Notably, while campaigning before the Iowa primary last month, Trump also said that federal regulators should increase the amount of ethanol blended into the American gasoline supply, a subsidy popular with corn farmers in Iowa.
Cruz, who opposed ethanol subsidies, ended up pulling an upset over the Trump in Iowa. But the billionaire candidate came back to win both New Hampshire and South Carolina.
With Nevada in the rear-view mirror, the next pivotal stage in the campaign begins as candidates compete in the 12 states voting on Tuesday, March 1st, known as Super Tuesday. Of the 1,237 delegates needed to win the nomination, 595 are at stake that day.
Trump is poised to perform well on Super Tuesday, as he leads in the Real Clear Politics polling average in nine of the 12 states. Cruz leads in two: Texas and Arkansas. Retired neurosurgeon leads in one other: Colorado.
Real Clear Politics, however, only includes one poll for its Colorado totals, and that's from November.

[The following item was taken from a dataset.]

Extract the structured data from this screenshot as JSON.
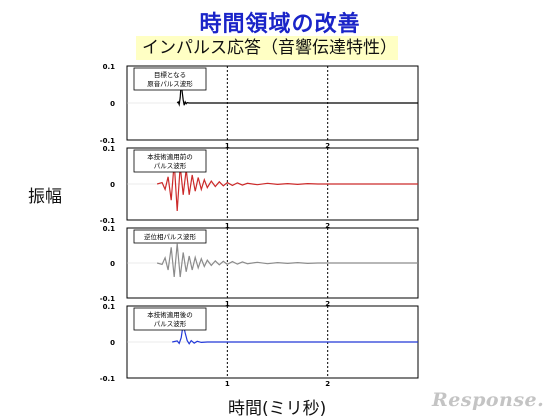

Going into Super Tuesday, Cruz is the best financed candidate in the Republican contest. According to reports filed with the Federal Election Commission this weekend, Cruz began February with $13.6 million cash on hand:
Even with his third place finish, Cruz's path to the presidency narrows without a strong showing on Super Tuesday.
Nationally, Cruz is polling at 20.4% on average, behind Trump who is at 33.6%.